Arguably, God did not put the evil in the world. Evil is always a possibility where man is free to choose. To "correct" man in this life for his choices -- which would be the effect of God intervening to overrule and eliminate evil -- would effectively make God an "indian-giver."
Perhaps, but why is God limited to post hoc actions? Nevermind intervening after the fact to "correct" the existence of evil, an omnipotent God must have had the power to prevent it in the first place - and yet He chose not to. And not only did He decline to prevent it, He chose a course of action that He must have known would lead to the existence of evil.
And how does that fit with the notion of "perfect" goodness?
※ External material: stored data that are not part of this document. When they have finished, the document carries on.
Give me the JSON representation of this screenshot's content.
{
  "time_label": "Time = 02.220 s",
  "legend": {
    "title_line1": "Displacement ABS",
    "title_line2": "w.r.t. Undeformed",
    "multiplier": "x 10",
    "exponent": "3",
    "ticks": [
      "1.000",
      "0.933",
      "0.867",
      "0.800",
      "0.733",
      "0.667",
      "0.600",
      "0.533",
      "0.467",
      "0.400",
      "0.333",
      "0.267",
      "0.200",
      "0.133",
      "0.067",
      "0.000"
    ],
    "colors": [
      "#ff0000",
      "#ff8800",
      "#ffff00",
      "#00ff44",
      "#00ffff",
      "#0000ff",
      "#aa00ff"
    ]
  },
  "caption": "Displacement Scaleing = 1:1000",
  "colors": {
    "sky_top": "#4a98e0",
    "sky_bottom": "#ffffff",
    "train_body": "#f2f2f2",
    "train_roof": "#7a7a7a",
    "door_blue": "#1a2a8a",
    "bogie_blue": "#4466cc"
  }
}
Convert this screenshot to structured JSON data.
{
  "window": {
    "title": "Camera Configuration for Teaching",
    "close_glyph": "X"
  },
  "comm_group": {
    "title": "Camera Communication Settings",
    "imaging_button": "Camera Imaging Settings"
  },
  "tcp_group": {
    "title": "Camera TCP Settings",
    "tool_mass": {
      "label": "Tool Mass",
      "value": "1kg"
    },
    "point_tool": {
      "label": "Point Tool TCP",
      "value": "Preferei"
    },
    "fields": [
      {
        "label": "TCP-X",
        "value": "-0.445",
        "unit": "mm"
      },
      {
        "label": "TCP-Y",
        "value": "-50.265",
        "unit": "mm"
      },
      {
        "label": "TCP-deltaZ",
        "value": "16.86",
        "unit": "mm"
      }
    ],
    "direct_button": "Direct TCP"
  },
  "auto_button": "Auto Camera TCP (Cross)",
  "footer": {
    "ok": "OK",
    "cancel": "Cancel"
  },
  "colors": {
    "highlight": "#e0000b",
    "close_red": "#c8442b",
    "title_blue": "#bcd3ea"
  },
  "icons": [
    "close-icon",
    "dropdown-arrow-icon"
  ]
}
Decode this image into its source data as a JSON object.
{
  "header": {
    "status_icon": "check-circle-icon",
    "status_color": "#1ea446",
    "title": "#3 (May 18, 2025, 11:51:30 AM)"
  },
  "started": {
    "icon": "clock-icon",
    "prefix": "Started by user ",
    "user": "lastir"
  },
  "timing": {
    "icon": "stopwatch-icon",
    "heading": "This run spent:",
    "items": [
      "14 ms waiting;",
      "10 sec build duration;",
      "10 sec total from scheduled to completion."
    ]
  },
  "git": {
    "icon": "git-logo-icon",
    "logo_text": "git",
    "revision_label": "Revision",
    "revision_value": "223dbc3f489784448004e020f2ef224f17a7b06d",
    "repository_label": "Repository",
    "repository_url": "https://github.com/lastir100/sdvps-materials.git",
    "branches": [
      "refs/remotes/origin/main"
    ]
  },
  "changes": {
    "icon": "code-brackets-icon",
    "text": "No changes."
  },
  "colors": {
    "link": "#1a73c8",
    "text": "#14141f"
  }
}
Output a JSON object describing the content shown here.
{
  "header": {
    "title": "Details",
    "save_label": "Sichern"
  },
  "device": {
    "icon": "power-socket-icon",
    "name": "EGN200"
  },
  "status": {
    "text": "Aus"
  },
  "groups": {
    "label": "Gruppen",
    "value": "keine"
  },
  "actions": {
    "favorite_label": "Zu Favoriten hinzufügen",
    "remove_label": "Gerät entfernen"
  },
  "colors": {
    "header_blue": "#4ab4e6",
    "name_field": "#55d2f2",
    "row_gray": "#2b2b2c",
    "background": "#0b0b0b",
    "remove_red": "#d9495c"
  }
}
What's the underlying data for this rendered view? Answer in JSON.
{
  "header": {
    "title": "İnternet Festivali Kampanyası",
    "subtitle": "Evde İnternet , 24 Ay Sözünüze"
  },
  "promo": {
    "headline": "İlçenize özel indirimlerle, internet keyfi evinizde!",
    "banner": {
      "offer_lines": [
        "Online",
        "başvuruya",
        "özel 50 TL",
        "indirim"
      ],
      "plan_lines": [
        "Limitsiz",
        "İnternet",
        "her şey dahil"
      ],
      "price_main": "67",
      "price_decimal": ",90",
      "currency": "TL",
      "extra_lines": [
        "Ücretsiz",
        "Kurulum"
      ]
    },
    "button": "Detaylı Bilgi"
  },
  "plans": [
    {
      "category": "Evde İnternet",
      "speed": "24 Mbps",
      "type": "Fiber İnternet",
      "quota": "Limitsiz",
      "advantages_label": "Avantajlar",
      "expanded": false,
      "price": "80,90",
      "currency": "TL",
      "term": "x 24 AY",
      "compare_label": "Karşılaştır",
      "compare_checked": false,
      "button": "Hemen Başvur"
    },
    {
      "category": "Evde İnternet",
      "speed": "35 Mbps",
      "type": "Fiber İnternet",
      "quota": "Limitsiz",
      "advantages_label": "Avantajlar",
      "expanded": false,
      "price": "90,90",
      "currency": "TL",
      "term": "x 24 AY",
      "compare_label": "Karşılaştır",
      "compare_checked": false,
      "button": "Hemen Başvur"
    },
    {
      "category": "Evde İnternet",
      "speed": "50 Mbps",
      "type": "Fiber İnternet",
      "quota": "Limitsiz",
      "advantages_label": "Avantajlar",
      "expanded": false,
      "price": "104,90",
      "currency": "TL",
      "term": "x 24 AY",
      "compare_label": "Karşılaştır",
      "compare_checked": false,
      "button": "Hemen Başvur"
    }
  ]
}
It seems to me that if this is "perfect" goodness - choosing a course of action that one knows in advance will lead to evil consequences - then perfection is going to be much easier to attain than I thought...
He is not so agnostic, however, as to fail to note that the universe is "designed"...Unlike his father, J.S. Mill was not an outright atheist.
Or at least appears to be designed. No, Mill was not an atheist or an agnostic, much to the disappointment of some of his friends when his essays on religion were published posthumously ;)
If the outcome is negative, all a utilitarian can do is change is game plan for next time, sort of a sophisticated "trial and error" philosophy.
Isn't that the essence of conservatism, if I may be so bold? That the institutions and social structures that now exist are the result of millennia of trial-and-error, and that they represent the "tried and true" methods of organizing society? And that, as a result, we ought to be loathe to simply discard them on a whim?